The small community of Tin Keo makes its living by farming rice, corn, and bananas; tending livestock; and weaving. To help support the community’s basic needs, Grand Circle Foundation has funded community toilets, a water well, water tank and reservoir, and paved a sidewalk. But we realized we needed to help the village become more self-sufficient.
Located in the North Luang Prabang Valley of Laos, this community of less than 500 people struggled to earn a living. Many families subsist on less than $2 a day, so we wanted to support a means of earning income while also offering something of nutritional value.
Working with the village leader, we identified ten families whom we would help set up with a chicken farm.

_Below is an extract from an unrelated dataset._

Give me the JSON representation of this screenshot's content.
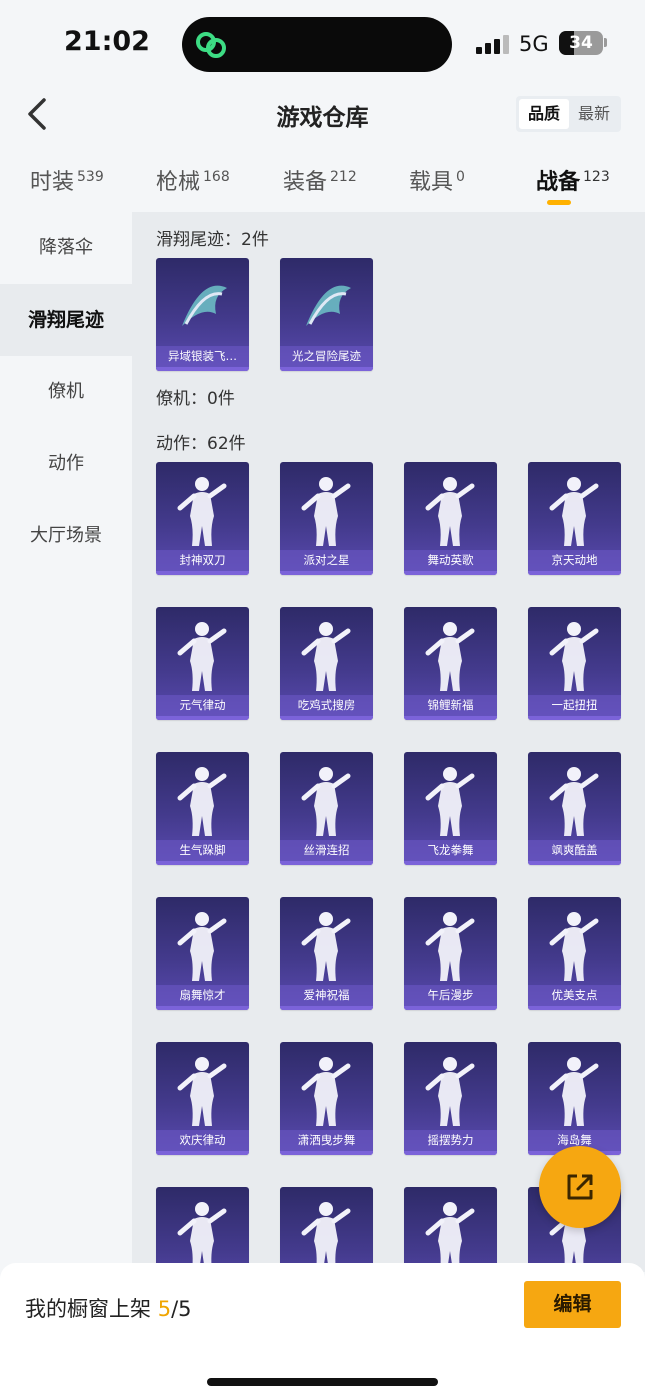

We then contracted a local poultry specialist to help stock the farm with 40 free range chickens and purchase the feed for the first stage of the project. We make sure that projects such as this have clear milestones, and we set six months to a year as the timeframe for raising chickens that were ready to sell. In the meantime, the chickens would lay eggs both for consumption and to replenish the stock. Within a few months, the poultry population had grown by 15%, allowing the villagers to continue funding the poultry specialist.
The project was so successful that the ten families involved were able not only to generate income from the project but also to share their success by giving chicks to other families in the village. The poultry project was not the end of Grand Circle Foundation’s involvement with Tin Keo Village. We realized that the women of the village had another issue: loneliness. Most of the women of the village took care of their children and helped their husbands with rice farming, but once the children went off to school, there was often no one to talk to, as their husbands often went off to the city to earn additional income.
We also recognized that most of the women spent some time weaving—mostly at home, alone. To harness that entrepreneurial spirit and provide women with a venue to come together for companionship—and generate income—the Foundation established a weaving center in the village. Now, the women improve their skills by exchanging patterns and ideas, challenge themselves by learning new techniques, and simply enjoy each other’s company. At the same time, they also earn $70-$80 a month by selling their textiles to visitors and to a middleman in the city.